In practical terms, including fasted training sessions two to three times per week where you train before breakfast can have a positive effect on your ability to use fat and enhance the effects of endurance training. The purpose of these sessions is not to ride yourself into the ground risking the ‘bonk’, which dramatically increases the risk of overtraining and illness, or to lose weight, but to enhance the training response. Therefore, make sure you take some food with you in case you need it and start off slowly, maybe riding for one hour before eating, and slowly increase this as you adapt. After these sessions, it is important to eat a good post-training meal to recover energy stores for the next training session.

While many sports supplements claim to be ‘fat burning’ most have little evidence to back them up. Caffeine may help fat oxidation by increasing the breakdown of body fat so increasing its availability for use by the muscles.

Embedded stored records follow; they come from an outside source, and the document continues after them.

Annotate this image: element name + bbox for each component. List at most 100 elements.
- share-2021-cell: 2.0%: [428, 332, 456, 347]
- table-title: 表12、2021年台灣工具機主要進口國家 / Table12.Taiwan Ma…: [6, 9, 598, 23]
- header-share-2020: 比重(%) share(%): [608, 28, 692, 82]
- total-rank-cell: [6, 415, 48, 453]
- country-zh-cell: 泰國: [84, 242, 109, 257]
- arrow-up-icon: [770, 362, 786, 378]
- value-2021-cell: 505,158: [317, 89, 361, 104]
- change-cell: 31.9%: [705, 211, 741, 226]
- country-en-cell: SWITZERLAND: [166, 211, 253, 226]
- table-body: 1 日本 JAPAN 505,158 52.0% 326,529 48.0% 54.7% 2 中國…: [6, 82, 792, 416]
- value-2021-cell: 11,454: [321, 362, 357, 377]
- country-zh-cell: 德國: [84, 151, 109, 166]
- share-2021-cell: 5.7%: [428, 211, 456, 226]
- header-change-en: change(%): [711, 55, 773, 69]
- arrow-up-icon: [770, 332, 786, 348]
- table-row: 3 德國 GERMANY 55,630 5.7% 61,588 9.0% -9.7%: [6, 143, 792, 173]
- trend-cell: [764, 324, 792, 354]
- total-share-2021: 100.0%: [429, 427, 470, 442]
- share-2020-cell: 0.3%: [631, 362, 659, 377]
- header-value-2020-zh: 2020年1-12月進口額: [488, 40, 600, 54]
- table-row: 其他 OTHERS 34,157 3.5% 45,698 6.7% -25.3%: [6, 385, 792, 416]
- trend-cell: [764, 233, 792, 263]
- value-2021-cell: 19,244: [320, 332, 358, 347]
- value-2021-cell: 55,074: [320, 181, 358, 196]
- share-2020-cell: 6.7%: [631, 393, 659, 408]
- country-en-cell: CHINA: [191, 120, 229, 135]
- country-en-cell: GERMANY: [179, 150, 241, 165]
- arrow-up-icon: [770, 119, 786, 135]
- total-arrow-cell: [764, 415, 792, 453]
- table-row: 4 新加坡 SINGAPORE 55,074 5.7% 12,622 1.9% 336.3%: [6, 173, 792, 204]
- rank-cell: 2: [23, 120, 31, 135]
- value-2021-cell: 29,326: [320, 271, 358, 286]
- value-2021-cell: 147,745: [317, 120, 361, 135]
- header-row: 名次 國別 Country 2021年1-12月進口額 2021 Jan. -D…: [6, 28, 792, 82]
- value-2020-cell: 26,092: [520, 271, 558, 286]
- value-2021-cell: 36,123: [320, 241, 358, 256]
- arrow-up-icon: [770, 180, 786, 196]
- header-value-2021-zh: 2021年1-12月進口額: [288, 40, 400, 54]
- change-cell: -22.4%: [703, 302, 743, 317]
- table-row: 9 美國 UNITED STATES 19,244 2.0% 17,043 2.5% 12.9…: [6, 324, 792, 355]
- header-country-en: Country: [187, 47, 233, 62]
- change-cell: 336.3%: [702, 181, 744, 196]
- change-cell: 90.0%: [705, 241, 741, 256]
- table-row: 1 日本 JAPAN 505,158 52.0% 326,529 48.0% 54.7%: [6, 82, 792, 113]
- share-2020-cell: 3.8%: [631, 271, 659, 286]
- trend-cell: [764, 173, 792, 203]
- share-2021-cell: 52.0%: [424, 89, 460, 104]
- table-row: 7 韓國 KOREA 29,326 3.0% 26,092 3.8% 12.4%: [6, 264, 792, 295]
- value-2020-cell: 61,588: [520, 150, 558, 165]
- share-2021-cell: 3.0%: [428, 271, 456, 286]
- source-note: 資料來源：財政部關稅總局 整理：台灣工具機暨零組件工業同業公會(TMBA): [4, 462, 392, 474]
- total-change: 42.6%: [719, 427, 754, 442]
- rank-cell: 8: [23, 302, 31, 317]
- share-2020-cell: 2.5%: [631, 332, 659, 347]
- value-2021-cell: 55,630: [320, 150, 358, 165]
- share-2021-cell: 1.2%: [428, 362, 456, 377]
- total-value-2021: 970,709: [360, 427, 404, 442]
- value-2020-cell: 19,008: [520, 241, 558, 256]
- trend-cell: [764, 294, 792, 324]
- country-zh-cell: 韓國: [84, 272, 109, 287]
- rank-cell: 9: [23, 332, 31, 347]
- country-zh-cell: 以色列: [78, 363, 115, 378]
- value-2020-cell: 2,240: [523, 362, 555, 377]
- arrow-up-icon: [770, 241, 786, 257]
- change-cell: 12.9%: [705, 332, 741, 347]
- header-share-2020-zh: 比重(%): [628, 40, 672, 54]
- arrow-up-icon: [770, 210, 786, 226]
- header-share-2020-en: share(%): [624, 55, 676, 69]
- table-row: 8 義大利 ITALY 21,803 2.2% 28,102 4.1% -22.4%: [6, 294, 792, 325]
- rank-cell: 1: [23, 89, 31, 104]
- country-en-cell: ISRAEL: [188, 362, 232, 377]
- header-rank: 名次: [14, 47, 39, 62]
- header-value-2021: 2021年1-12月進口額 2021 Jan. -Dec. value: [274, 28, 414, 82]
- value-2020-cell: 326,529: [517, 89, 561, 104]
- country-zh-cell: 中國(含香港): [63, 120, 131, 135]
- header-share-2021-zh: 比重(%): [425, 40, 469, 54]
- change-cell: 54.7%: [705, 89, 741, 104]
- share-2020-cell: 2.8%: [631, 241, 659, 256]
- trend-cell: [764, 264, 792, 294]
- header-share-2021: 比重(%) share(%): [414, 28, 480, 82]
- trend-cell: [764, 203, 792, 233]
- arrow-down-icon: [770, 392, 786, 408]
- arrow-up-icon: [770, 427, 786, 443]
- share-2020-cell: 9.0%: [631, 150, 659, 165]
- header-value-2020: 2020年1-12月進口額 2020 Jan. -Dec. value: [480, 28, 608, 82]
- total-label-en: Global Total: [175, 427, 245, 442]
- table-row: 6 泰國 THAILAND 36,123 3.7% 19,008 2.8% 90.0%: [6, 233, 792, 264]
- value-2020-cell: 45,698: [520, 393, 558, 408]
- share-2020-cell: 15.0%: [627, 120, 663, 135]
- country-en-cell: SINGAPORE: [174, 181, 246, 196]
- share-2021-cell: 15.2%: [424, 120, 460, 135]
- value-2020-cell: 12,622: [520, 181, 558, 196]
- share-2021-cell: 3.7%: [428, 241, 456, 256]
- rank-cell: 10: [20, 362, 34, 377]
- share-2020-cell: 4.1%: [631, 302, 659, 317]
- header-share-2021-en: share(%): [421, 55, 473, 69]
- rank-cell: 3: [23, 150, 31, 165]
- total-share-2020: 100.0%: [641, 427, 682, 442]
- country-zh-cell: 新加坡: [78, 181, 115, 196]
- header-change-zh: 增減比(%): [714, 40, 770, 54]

A strong black coffee is a great ‘breakfast’ before these fasted rides to give a caffeine boost and stimulate fat breakdown, just make sure you skip the sugar as any carbohydrate at this stage will reduce the effects.  Caffeine is also a well-known (and legal!) performance enhancing supplement so may help to maintain the quality of your training session even with sub-optimal carbohydrate intake.

Enhancing fat use while cycling is an important effect of endurance training and can help you to perform better in sportive events. Small adaptations to your training can help to enhance the muscular adaptations that promote fat use leading to more fat use and sparing of the body’s carbohydrate stores. In the long term this will improve your fitness and speed; start off slowly with one to two, short fasted sessions per week and wait to see the benefits in your endurance.